Delta Debugging is a method to reduce failure inducing inputs to their smallest
required size that still induces the same failure. It was first formally introduced
in the paper _Simplifying and Isolating Failure-Inducing Input_ by _Zeller_ and _Hildebrandt_.

The idea of delta debugging is fairly simple. We start by partitioning the given input
string, starting with two partitions – which have a given partition length.
Then, we check if any of these parts can be removed without removing the observed
failure. If any of these can be removed, we remove all such parts of the given length.
Once no such parts of the given length can be removed, we reduce the partition length
by two, and do the same process again. This obtains us the 1-minimal failure causing
string where removal of even a single character will remove the observed failure.

## Delta Debugging

### remove_check_each_fragment()

Given a partition length, we want to split the string into
that many partitions, remove each partition one at a time from the
string, and check if for any of them, the `causal()` succeeds. If it
succeeds for any, then we can skip that section of the string.

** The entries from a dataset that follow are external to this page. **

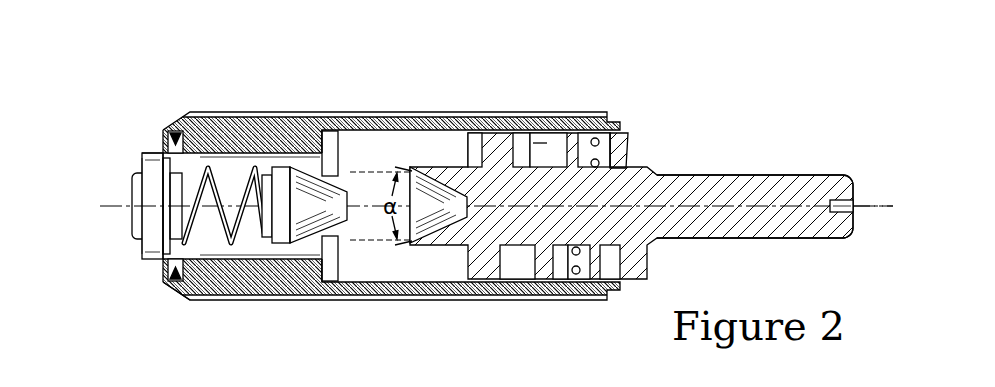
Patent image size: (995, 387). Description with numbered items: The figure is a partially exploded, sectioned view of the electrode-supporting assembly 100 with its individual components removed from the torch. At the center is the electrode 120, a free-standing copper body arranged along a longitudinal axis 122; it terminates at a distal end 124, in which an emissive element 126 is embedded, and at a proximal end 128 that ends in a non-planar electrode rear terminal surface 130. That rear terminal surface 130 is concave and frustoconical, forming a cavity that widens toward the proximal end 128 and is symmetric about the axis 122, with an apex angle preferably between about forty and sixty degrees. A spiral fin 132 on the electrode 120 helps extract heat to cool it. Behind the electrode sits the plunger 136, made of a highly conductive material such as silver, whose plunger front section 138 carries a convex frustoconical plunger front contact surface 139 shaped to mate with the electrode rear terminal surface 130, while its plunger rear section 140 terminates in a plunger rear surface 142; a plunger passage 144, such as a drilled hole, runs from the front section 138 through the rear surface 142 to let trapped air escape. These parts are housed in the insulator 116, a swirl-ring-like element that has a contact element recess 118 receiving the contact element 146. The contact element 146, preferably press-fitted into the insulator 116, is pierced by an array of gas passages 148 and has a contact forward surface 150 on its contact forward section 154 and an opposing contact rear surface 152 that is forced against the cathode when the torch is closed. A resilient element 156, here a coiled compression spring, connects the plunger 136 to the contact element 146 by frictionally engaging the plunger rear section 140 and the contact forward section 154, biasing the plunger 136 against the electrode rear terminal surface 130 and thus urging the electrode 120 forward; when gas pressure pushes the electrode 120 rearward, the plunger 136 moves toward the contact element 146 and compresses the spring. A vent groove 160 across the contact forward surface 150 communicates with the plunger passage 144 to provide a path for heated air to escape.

The electrode-supporting assembly 100 is at (673, 95).
The insulator 116 is at (532, 110).
The contact element recess 118 is at (207, 157).
The electrode 120 is at (728, 172).
The longitudinal axis 122 is at (863, 206).
The distal end 124 is at (835, 175).
The emissive element 126 is at (845, 207).
The proximal end 128 is at (415, 246).
The electrode rear terminal surface 130 is at (423, 190).
The spiral fin 132 is at (619, 147).
The plunger 136 is at (322, 170).
The plunger front section 138 is at (332, 236).
The plunger front contact surface 139 is at (309, 215).
The plunger rear section 140 is at (267, 170).
The plunger rear surface 142 is at (268, 193).
The plunger passage 144 is at (343, 218).
The contact element 146 is at (148, 148).
The gas passages 148 is at (149, 157).
The contact forward surface 150 is at (185, 292).
The contact rear surface 152 is at (130, 192).
The contact forward section 154 is at (176, 130).
The resilient element 156 is at (252, 170).
The vent groove 160 is at (207, 162).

**Note.** A more detailed treatment of delta debugging can be found [here](https://rahul.gopinath.org/post/2019/12/03/ddmin/).

In [None]:
def remove_check_each_fragment(instr, part_len, causal):
    pre = ''
    for i in range(0, len(instr), part_len):
        stitched =  pre + instr[i+part_len:]
        if not causal(stitched):
             pre = pre + instr[i:i+part_len]
    return pre

There is a reason this function is split from the main function unlike in the
original implementation of `ddmin`. The function `remove_check_each_fragment`
obeys the contract that any string returned by it obeys the contract represented
by the `causal` function. This means that any test case that is produced by
`remove_check_each_fragment` will reproduce the specified behavior, and can be
used for other computations. For example, one may use it for evaluating test
reduction slippage, or for finding other reductions.


### ddmin()

The main function. We start by the smallest number of partitions -- 2.
Then, we check by removing each fragment for success. If removing one
fragment succeeds, we change the current string to the string without that
fragment. So, we remove all fragments that can be removed in that partition
size.
If none of the fragments could be removed, then we reduce the partition length
by half.
If the partition cannot be halved again (i.e, the last partition length was
one) or the string has become empty, we stop the iteration.

In [None]:
def ddmin(cur_str, causal_fn):
    part_len = len(cur_str) // 2
    while part_len and cur_str:
        _str = remove_check_each_fragment(cur_str, part_len, causal_fn)
        if _str == cur_str:
            part_len = part_len // 2
        cur_str = _str

    return cur_str

The driver.

In [None]:
def test(s):
    print("%s %d" % (s, len(s)))
    return set('()') <= set(s)

In [None]:
if __name__ == '__main__':
    import random, string
    inputstring = ''.join(random.choices(string.digits +
                          string.ascii_letters +
                          string.punctuation, k=1024))
    print(inputstring)

In [None]:
if __name__ == '__main__':
    assert test(inputstring)
    solution = ddmin(inputstring, test)
    print(solution)

However, pure _ddmin_ is limited when it comes to structured inputs.
One of the problems with the unstructured version of `ddmin()` above is that
it assumes that parts of the inputs can be cut away, while still retaining
validity in that it will actually reach the testing function. This, however,
may not be a reasonable assumption especially in the case of structured
inputs. The problem is that if you have a JSON `[{"a": null}]` that produces
an error because the key value is `null`, `ddmin()` will try to partition it
as `[{"a":` followed by `null}]` neither of which are valid. Further, any
chunk removed from either parts are also likely to be invalid. Hence,
`ddmin()` will not be able to proceed.

# Hierarchical Delta Debugging

The solution here is to go for a variant called *Hierarchical Delta Debugging*
(Misherghi 2006).
The basic idea is to first extract the parse tree (either by parsing the input
using a grammar, or by either relying on a generator to generate the parse
tree along with the input, or by extracting the parse tree in-flight from the
target program if it supports it), and then try and apply `ddmin()` on each
level of the derivation tree. Another notable improvement was invented by
Herfert et al. (Herfert 2017).
In this paper, the authors describe a simple strategy: Try and replace a given
node by one of its child nodes. This works reasonably well for inputs that are
context sensitive such as programs that can trigger bugs in compilers.
A final algorithm is Perses (Sun 2018) which uses the program grammar
directly to avoid creating invalid nodes. In this post, I will explain a simplified
variant of the algorithm of *Perses*. I note that a similar idea was explored by
Pike in 2014 (Pike 2014) albeit for data structures.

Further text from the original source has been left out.